The association of two ionic protein groups of opposite charge (e.g., Lys and Asp) is known as an ion pair or a salt bridge. About 75% of the charged residues in proteins are members of ion pairs that are located mostly on the protein surface (Fig. 6-36). Despite the strong electrostatic attraction between the oppositely charged members of an ion pair, these interactions contribute little to the stability of a native protein. This is because the free energy of an ion pair's charge—charge interactions usually fails to compensate for the loss of entropy of the side chains and the loss of solvation free energy when the charged groups form an ion pair. This accounts for the observation that ion pairs are poorly conserved among homologous proteins.

My question is, how does this look visually? I can read it but I am not able to completely understand the physical representation of the ion pair vs loss of entropy and solvation free energy.

Answer 1

[OP] I am not able to completely understand the physical representation of the ion pair vs loss of entropy and solvation free energy

In an ion pair, two amino acid side chains are in proximity. This means they have limited range of motion compared to side chains on the surface of the protein that interact exclusivly with solvent. It also means they are less solvated. If a salt bridge is observed, it means that the Gibbs energy of formation is negative. This could be some combination of entropy and enthalpy contributions.

[textbook] This accounts for the observation that ion pairs are poorly conserved among homologous proteins.

When a specific interaction is crucial for the native structure or the function of the protein, you would expect the responsible amino acids to be found in a set of homologous proteins, i.e. they would be conserved. Here, these structures form but are not crucial, so there is no evolutionary pressure to conserve the ion pairs in the same locations.

[textbook] these interactions contribute little to the stability of a native protein.
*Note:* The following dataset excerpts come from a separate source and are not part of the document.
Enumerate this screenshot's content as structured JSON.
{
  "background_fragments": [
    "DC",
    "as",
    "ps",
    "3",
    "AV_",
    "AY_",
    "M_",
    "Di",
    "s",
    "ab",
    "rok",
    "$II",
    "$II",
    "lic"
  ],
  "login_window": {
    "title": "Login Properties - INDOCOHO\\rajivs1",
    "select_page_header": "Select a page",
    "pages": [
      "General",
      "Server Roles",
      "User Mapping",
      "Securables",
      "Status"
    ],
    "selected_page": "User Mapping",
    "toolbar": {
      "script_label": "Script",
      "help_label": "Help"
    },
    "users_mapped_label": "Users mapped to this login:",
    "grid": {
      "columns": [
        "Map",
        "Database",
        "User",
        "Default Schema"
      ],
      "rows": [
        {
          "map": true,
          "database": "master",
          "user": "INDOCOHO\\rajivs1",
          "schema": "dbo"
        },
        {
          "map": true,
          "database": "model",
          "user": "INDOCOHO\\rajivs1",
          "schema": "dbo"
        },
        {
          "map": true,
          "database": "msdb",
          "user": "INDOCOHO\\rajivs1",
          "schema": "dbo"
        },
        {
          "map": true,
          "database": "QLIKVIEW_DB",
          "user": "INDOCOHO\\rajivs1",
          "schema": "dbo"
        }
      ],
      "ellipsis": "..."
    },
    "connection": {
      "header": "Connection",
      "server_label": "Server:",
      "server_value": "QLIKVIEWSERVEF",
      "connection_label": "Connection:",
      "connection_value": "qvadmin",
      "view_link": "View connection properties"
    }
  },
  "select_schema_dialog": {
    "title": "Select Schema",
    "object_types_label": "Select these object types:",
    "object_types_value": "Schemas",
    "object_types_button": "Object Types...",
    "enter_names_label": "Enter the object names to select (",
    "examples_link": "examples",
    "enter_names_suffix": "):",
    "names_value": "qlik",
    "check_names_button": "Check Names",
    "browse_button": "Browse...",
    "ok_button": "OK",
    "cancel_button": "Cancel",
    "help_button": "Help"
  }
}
This is because the free energy of an ion pair's charge—charge interactions usually fails to compensate for the loss of entropy of the side chains and the loss of solvation free energy when the charged groups form an ion pair.

The second sentence is a bit inaccurate. Instead of saying "fails to compensate", it would be better to say "barely compensates". A broader view is offered e.g. in this publication.

My question is, how does this look visually?

Protein structural data shows a static view, so it does not directly visualize conformational freedom. It also does not show all solvation (just water molecules that are ordered or somewhat ordered). In fact, some of the side chains lacking salt bridges will not be visible in a crystal structure because they themselves are disordered; lysine is a frequent example. To see a static but 3D view of the salt bridges in myoglobin mentioned in the textbook, you can view the interactive 3D figures of this short article in Proteopedia. Some of the amino acid side chains are shown in two orientations because they are disordered.

Answer 2

So they are making a comparison between favorable interactions in the bridged and unbridged form, claiming that these interactions are roughly equal in strength.

For the bridged form, the favorable interaction is just the attraction between a positive ion and a negative ion on different parts of the protein.

For the unbridged form, we no longer have this ion-ion interaction. However, in it's place, these ions can now interact with surrounding solvent molecules, which is also stabilizing. In addition, since the two groups with the ions are no longer linked together, they can move more freely, increasing entropy. This again is favorable energetically.

According to the authors, these effects are roughly equal in magnitude (with the bridged tending to be less favorable, but not impossible), so there isn't a strong preference for the bridged form for proteins with these kinds of charged sites. I would interpret, "poorly conserved" to mean something like 10:90 bridged: unbridged, rather than say 1:999.